For multi-page lists (pagination): snapshot the next-page button's ref → click it → re-snapshot → repeat. Set a sane max-page guard (~50) so a runaway loop doesn't burn through Chromium memory.

Batch screenshots

mkdir -p out
while read -r url; do
  slug=$(echo "$url" | sed 's|[^a-zA-Z0-9]|_|g' | head -c 60)
  "$PW" open "$url"
  "$PW" wait-for-load-state networkidle    # let JS finish
  "$PW" screenshot --path "out/$slug.png" --full-page
done < urls.txt

Page → PDF

"$PW" open "$URL"
"$PW" wait-for-load-state networkidle
"$PW" pdf --path "out.pdf"

Login-gated data (persistent session)

playwright-cli accepts --session <name> to persist cookies + local storage across invocations:

"$PW" --session=mywork open https://app.example.com/login
"$PW" --session=mywork snapshot
"$PW" --session=mywork type --ref e3 "user@example.com"
"$PW" --session=mywork type --ref e4 "$PASSWORD"
"$PW" --session=mywork click e5         # submit
# Subsequent calls with the same --session are still logged in:
"$PW" --session=mywork open https://app.example.com/account
"$PW" --session=mywork snapshot --json > account.json

Or set PLAYWRIGHT_CLI_SESSION=mywork once in the shell and the wrapper auto-injects it.

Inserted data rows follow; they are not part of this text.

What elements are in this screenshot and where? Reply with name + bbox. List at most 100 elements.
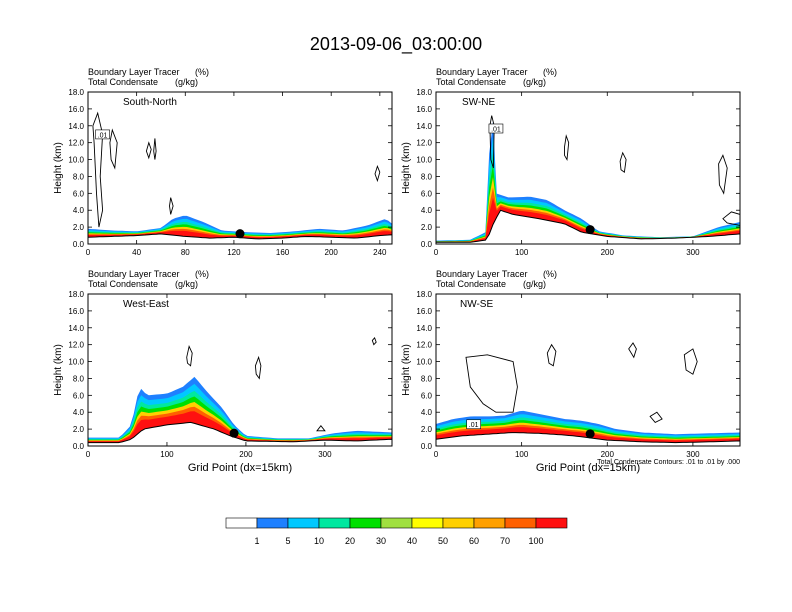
figure-title: 2013-09-06_03:00:00 [310,34,482,55]
y-tick-label: 14.0 [68,122,84,131]
panels: Boundary Layer Tracer (%) Total Condensate… [53,67,741,474]
y-tick-label: 16.0 [416,105,432,114]
x-tick-label: 300 [318,450,332,459]
condensate-contour [169,197,174,215]
colorbar-label: 30 [376,536,386,546]
y-tick-label: 6.0 [421,189,433,198]
location-marker [229,428,239,438]
header-condensate-label: Total Condensate [88,279,158,289]
condensate-contour [628,342,637,359]
panel-west-east: Boundary Layer Tracer (%) Total Condensate… [53,269,393,474]
header-tracer-unit: (%) [543,67,557,77]
plot-frame [87,293,393,447]
y-tick-label: 4.0 [421,408,433,417]
y-tick-label: 12.0 [416,139,432,148]
plot-frame [87,91,393,245]
condensate-contour [92,111,104,228]
y-tick-label: 14.0 [416,122,432,131]
header-tracer-unit: (%) [543,269,557,279]
y-tick-label: 18.0 [416,88,432,97]
colorbar-swatch [287,517,320,529]
y-axis-label: Height (km) [53,142,64,194]
condensate-contour [683,348,698,375]
x-tick-label: 200 [239,450,253,459]
y-tick-label: 18.0 [68,290,84,299]
colorbar-swatch [349,517,382,529]
condensate-contour [649,411,663,423]
y-tick-label: 12.0 [68,341,84,350]
colorbar-label: 1 [254,536,259,546]
y-tick-label: 4.0 [73,206,85,215]
terrain [436,432,740,446]
y-tick-label: 2.0 [73,425,85,434]
contour-label-box [488,123,504,134]
y-tick-label: 0.0 [73,240,85,249]
contour-label: .01 [491,127,501,134]
contour-label-box [95,129,110,140]
y-tick-label: 0.0 [73,442,85,451]
y-tick-label: 0.0 [421,240,433,249]
y-tick-label: 2.0 [421,425,433,434]
colorbar-swatch [504,517,537,529]
colorbar-label: 100 [528,536,543,546]
tracer-band-4 [88,402,392,443]
location-marker [235,229,245,239]
panel-sw-ne: Boundary Layer Tracer (%) Total Condensate… [401,67,741,257]
x-tick-label: 0 [434,450,439,459]
header-condensate-unit: (g/kg) [175,279,198,289]
contour-label: .01 [469,422,479,429]
plot-frame [435,293,741,447]
panel-label: NW-SE [460,299,493,310]
plot-area: .01 [436,115,740,244]
header-condensate-label: Total Condensate [88,77,158,87]
y-axis-label: Height (km) [53,344,64,396]
tracer-band-6 [88,411,392,443]
tracer-band-2 [88,390,392,443]
panel-label: South-North [123,97,177,108]
x-tick-label: 300 [686,248,700,257]
y-tick-label: 4.0 [421,206,433,215]
condensate-contour [718,154,728,195]
condensate-contour [254,355,262,380]
colorbar-swatch [225,517,258,529]
condensate-contour [619,151,627,174]
colorbar-swatch [256,517,289,529]
contour-label: .01 [98,132,108,139]
condensate-contour [186,344,193,367]
y-tick-label: 18.0 [416,290,432,299]
y-tick-label: 8.0 [421,374,433,383]
colorbar-swatch [442,517,475,529]
header-condensate-unit: (g/kg) [175,77,198,87]
tracer-band-1 [436,137,740,243]
header-tracer-label: Boundary Layer Tracer [88,67,180,77]
colorbar-label: 5 [285,536,290,546]
panel-label: West-East [123,299,169,310]
header-tracer-unit: (%) [195,67,209,77]
location-marker [585,429,595,439]
y-axis-label: Height (km) [401,142,412,194]
x-tick-label: 40 [132,248,141,257]
plot-frame [435,91,741,245]
header-condensate-label: Total Condensate [436,77,506,87]
y-tick-label: 14.0 [68,324,84,333]
x-tick-label: 300 [686,450,700,459]
condensate-contour [374,164,381,183]
x-tick-label: 200 [601,450,615,459]
y-tick-label: 8.0 [73,172,85,181]
y-tick-label: 6.0 [73,189,85,198]
contour-label-box [466,419,481,430]
y-tick-label: 6.0 [421,391,433,400]
x-axis-label: Grid Point (dx=15km) [536,462,640,474]
condensate-contour [316,424,326,432]
x-tick-label: 0 [86,248,91,257]
condensate-contour [489,115,495,169]
x-tick-label: 240 [373,248,387,257]
contour-note: Total Condensate Contours: .01 to .01 by… [597,459,740,466]
colorbar-swatch [535,517,568,529]
terrain [88,233,392,244]
panel-nw-se: Boundary Layer Tracer (%) Total Condensate… [401,269,741,474]
y-tick-label: 12.0 [416,341,432,350]
y-tick-label: 14.0 [416,324,432,333]
y-tick-label: 10.0 [68,358,84,367]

Fill the same form on N items

while read -r item; do
  "$PW" open "https://forms.example.com/new"
  "$PW" snapshot
  "$PW" type --ref e3 "$item"
  "$PW" click e7    # submit
  "$PW" wait-for-load-state networkidle
done < items.txt

Pitfalls

  • Always wait for networkidle on dynamic apps before snapshot or screenshot. Skipping this returns a half-rendered page.
  • Re-snapshot after every navigation. Old refs are stale and clicking them either no-ops or hits the wrong element.
  • Don't loop without a max-page / max-iteration guard. A runaway click loop on a misidentified ref will keep going until Chromium dies.
  • Single-purpose Coffee CLI tasks: launch the browser, do the job, exit. Don't keep a session alive forever — that's playwright-interactive territory and Coffee CLI doesn't bundle that.
  • Site ToS: the tool will scrape anything technically accessible. Whether the user is allowed to scrape it is the user's call, not ours. Don't refuse, but don't fabricate consent either.

Output Conventions

When the task produces files (CSV/JSON/PNG/PDF), save them under:

  • ~/.coffee-cli/playwright/<run-id>/ for ad-hoc one-shots
  • the user's specified --out <dir> if they asked for a path
  • /tmp/ only for visual previews the user will discard

End with a one-line summary of what was produced and where: Extracted 47 reviews → ~/.coffee-cli/playwright/2026-05-10-1430/reviews.json. The user wants paths they can cat immediately.